Hening, tak ada yang menyahut. Menengok ke belakang tidak ada siapa-siapa di rumah ini selain diriku ke mana Laila sebenarnya?

Astaga! Aku menepuk jidat lupa kalau Laila sudah aku bunuh kemarin malam. Ck, aku sendirian di rumah ini Safira pasti masih belum pulang dari rumah orang tuannya.

Ya sudahlah aku sangat lelah. Kuputuskan untuk naik ke atas dan membersihkan diri di kamar mandi.

Lima belas menit berlalu aku keluar dari dalam kamar mandi dengan bertelanjang dada hanya ada sebuah handuk yang melilit di pinggang ini.

Netra ini terfokus pada jendela kamar yang terbuka. Angin malam berhembus membuat gorden melayang-layang, segera aku mendekat dan mulai menutupnya.

Bulu kudukku meremang saat tangan menyentuh jendela kaca yang bening. Bau bunga melati menguar memasuki rongga hidung tapi beberapa detik kemudian bau lembut bunga melati ini terganti oleh bau busuk serta anyir darah.

Hampir saja aku muntah karena bau anyir yang begitu menyengat itu. Menutup hidung dengan kedua belah tangan tapi bau itu tetap saja menyesak rongga hidung.

Tiba-tiba saja kurasakan ada sentuhan halus di pinggang. Aku menunduk menatap ke bawah perut, mata melebar kala mendapati sebuah tangan putih nan pucat melingkar di pinggang ini.

Seketika aku berbalik. Namun tak ada siapapun yang di tangkap oleh mata ini.

Tes!
Tes!
Tes!

Terdengar suara air menetes bak rintik hujan. Mata ini kembali melebar kala mendapati sesuatu yang menetes tersebut. Bukan, itu bukanlah suara air tapi darah segar dari atas ranjang menetes mengotori lantai.

Kudapati kasur king size bersprai putih milikku kini berubah menjadi merah bersimbah darah. Dari mana datangnya darah sebanyak ini?

Tangan ini terulur menyentuh seprai berdarah tersebut. Mengusap cairan berwarna merah pekat itu tiba-tiba saja sebuah nama terlintas di kepalaku.

"Laila," gumamku.

Semilir angin malam berhembus dari jendela kaca yang belum sempat kututup tadi. Membawa rasa dingin yang teramat sangat menusuk tulang belulang terlebih diriku yang saat ini hanya menggunakan sebuah handuk di pinggang.

Kembali bulu kuduk meremang. Aku merasakan seolah ada seseorang yang berdiri di belakangku sekarang. Kembali kurasakan sebuah tangan halus melingkar di pinggang ini tanpa adanya suara derap langkah kaki mendekat dari tadi.

"Kau masih mengingat diriku, Mas." Sebuah bisikan halus mendarat di telingaku.

"L-Laila, apakah itu kau?"

"Ini aku, istri tuamu yang telah kau bunuh," bisiknya lagi dengan suara lirih.

"Pergi!
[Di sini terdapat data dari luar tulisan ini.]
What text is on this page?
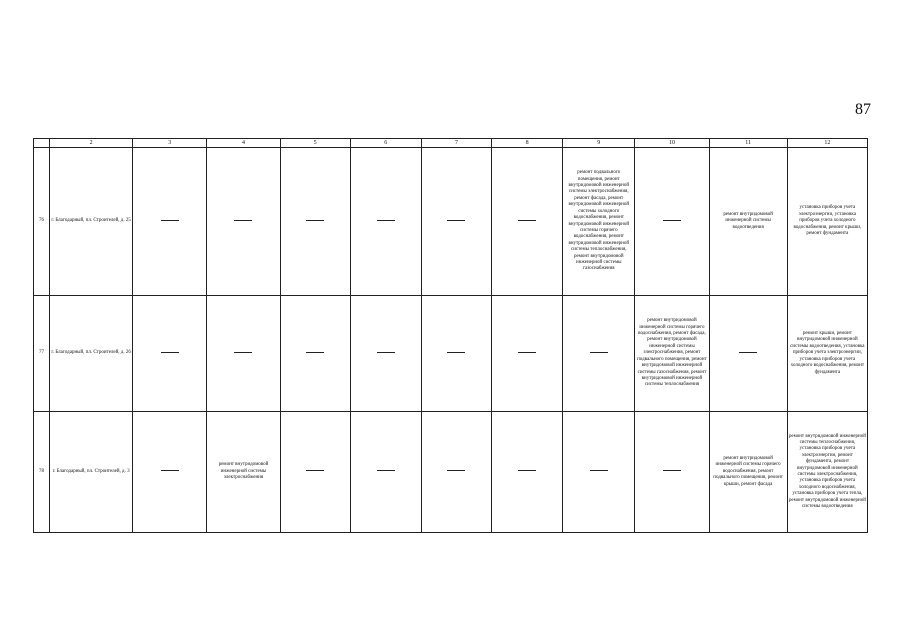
87
	2	3	4	5	6	7	8	9	10	11	12
76	г. Благодарный, пл. Строителей, д. 25							ремонт подвального помещения, ремонт внутридомовой инженерной системы электроснабжения, ремонт фасада, ремонт внутридомовой инженерной системы холодного водоснабжения, ремонт внутридомовой инженерной системы горячего водоснабжения, ремонт внутридомовой инженерной системы теплоснабжения, ремонт внутридомовой инженерной системы газоснабжения		ремонт внутридомовой инженерной системы водоотведения	установка приборов учета электроэнергии, установка приборов учета холодного водоснабжения, ремонт крыши, ремонт фундамента
77	г. Благодарный, пл. Строителей, д. 26								ремонт внутридомовой инженерной системы горячего водоснабжения, ремонт фасада, ремонт внутридомовой инженерной системы электроснабжения, ремонт подвального помещения, ремонт внутридомовой инженерной системы газоснабжения, ремонт внутридомовой инженерной системы теплоснабжения		ремонт крыши, ремонт внутридомовой инженерной системы водоотведения, установка приборов учета электроэнергии, установка приборов учета холодного водоснабжения, ремонт фундамента
78	г. Благодарный, пл. Строителей, д. 3		ремонт внутридомовой инженерной системы электроснабжения							ремонт внутридомовой инженерной системы горячего водоснабжения, ремонт подвального помещения, ремонт крыши, ремонт фасада	ремонт внутридомовой инженерной системы теплоснабжения, установка приборов учета электроэнергии, ремонт фундамента, ремонт внутридомовой инженерной системы электроснабжения, установка приборов учета холодного водоснабжения, установка приборов учета тепла, ремонт внутридомовой инженерной системы водоотведения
Pergi kau dari sini!" teriakku mengibas-ibaskan tangan ke udara.

"Pergi!"

Berjalan memutar sambil menatap tajam ke sekeliling kamar. Lagi-lagi mahkluk itu hilang dari pandangan.

"Jangan ganggu aku, Laila!" teriakku lagi.

Namun, hanya ada suara angin malam yang berhembus menyambut suara ini yang pecah memenuhi seisi kamar.

"Mas! Kau kenapa?" Suara seorang wanita menyadarkanku.

Segera aku berbalik, kudapati Safira tengah berdiri di depan pintu dan menatapku heran. Perempuan cantik itu lalu mendekat dan menanyakan keadaanku sekarang sambil menyandarkan sebelah tangannya di bahuku.

"Aku tidak apa-apa," ucapku sambil menggeleng.